Ada satu perubahan penting berkenaan dengan mediasi perkara perdata agama, khususnya perkara perceraian, di peradilan agama. Selama ini, keberhasilan mediasi semata-mata diukur dari rukunnya kembali pasangan suami-istri yang bersengketa. Ke depan, mediasi juga dianggap berhasil apabila terdapat kesepakatan mengenai perkara-perkara lain yang berkaitan dengan perkara pokok, meskipun pasangan suami-istri yang bersengketa itu tetap bercerai.
“Dulu istilah keberhasilan mediasi adalah tidak terjadinya perceraian. Kemarin di Rakernas ada pergeseran. Nanti di Buku II akan berubah,” kata Sekretaris Ditjen Badilag Farid Ismail, ketika membuka lokakarya mediasi di Nusa Dua, Bali, kemarin (21/11/2012). Lokakarya ini diselenggarakan Badilag bekerjasama dengan Family Court of Australia dan difasilitasi oleh Australia-Indonesia Partnership for Justice.
Di Rakernas Mahkamah Agung tahun 2012 yang diselenggarakan di Manado beberapa waktu lalu, salah satu yang dikaji Komisi II Bidang Peradilan Agama adalah persoalan mediasi. Dalam bidang teknis yustisial, mengenai hukum formil, dirumuskan bahwa mediasi dalam perkara perceraian yang kumulatif dianggap berhasil walaupun perceraiannya berlanjut. Demikian juga mediasi dalam rekonvensi.

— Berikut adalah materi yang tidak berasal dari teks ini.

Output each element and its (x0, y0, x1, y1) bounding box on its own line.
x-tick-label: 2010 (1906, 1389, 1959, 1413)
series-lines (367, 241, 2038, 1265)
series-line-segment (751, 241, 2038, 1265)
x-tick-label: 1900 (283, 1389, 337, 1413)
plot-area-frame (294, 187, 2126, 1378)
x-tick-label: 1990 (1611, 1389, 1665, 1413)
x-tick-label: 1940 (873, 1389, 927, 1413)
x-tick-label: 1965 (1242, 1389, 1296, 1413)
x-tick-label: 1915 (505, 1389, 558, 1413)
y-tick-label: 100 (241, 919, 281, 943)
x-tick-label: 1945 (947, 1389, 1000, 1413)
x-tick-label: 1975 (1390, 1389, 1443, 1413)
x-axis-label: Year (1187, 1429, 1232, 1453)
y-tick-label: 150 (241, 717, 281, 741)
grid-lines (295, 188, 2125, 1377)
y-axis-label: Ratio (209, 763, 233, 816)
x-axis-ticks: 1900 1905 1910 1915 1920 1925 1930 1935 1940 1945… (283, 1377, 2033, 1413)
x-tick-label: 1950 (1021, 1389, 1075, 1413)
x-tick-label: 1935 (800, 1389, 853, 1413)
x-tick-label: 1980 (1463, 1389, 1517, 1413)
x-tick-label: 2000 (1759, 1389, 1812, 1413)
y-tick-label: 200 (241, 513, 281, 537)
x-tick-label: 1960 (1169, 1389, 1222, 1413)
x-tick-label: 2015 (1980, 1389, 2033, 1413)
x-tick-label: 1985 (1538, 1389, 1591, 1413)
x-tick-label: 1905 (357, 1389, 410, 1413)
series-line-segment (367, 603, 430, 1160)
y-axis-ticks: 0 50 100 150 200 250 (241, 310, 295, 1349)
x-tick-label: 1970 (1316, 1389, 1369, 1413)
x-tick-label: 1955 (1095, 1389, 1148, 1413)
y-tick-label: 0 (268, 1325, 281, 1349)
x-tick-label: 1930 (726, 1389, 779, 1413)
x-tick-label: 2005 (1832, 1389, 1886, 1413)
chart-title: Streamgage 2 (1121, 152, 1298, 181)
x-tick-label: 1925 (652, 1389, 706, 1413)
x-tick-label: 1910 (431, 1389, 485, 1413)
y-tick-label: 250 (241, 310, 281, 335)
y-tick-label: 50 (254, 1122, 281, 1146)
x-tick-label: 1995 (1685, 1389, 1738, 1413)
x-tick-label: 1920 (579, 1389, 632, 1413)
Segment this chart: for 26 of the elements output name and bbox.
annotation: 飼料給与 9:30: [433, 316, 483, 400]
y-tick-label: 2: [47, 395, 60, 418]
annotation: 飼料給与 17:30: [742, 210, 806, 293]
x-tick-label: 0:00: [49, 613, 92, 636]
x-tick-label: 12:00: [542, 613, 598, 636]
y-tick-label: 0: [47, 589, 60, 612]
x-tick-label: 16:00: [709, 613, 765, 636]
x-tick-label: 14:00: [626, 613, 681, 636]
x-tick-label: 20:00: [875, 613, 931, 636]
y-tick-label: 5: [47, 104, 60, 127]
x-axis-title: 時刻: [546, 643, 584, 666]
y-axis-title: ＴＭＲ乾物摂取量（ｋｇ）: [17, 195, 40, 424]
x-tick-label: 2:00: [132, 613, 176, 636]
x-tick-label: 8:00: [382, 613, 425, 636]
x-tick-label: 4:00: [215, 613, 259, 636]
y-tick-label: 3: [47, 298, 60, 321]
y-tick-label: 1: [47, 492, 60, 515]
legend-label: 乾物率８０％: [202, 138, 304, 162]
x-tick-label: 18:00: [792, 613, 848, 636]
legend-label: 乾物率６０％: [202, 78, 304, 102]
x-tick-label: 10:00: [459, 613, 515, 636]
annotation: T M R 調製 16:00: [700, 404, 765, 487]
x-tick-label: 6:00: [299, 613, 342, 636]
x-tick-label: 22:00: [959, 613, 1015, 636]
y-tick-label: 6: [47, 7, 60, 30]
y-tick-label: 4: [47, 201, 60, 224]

Perkara perceraian, sebagai perkara pokok, ada kalanya dikomulasikan dengan perkara harta bersama dan hak asuh anak. Perkara-perkara yang menyertai perkara pokok itu biasa disebut sebagai perkara assesoir.
Berdasarkan rumusan Rakernas tersebut, berarti keberhasilan mediasi dalam perkara perceraian tidak hanya diukur dari tetap berlanjut atau dicabutnya perkara perceraian sebagai perkara pokok. Mediasi dalam perkara tersebut harus dianggap berhasil, apabila perkara assesoir-nya berhasil dimediasikan.
Hal ini membawa konsekwensi pada masalah pelaporan. Model pelaporan mediasi yang ada sekarang akan dirombak, guna diselaraskan dengan rumusan Rakernas tersebut.
Ke depan laporan pelaksanaan mediasi  memiliki tiga kemungkinan. Pertama, mediasi perkara pokok berhasil, mediasi perkara assesoir gagal. Kedua, mediasi perkara pokok gagal, mediasi perkara assesoir berhasil. Dan ketiga, mediasi perkara pokok gagal, mediasi perkara assesoir gagal.
“Mungkinkah ada pasangan suami-istri yang tidak jadi bercerai, lalu mereka membuat kesepakatan mengenai harta bersama dan hak asuh anak? Itu tidak mungkin. Jadi, kalau mediasi perkara pokok berhasil, mediasi perkara assesoir harus dianggap gagal,” kata M Nur, peserta lokakarya mediasi dari PA Padang Panjang, ketika berbincang dengan badilag.net.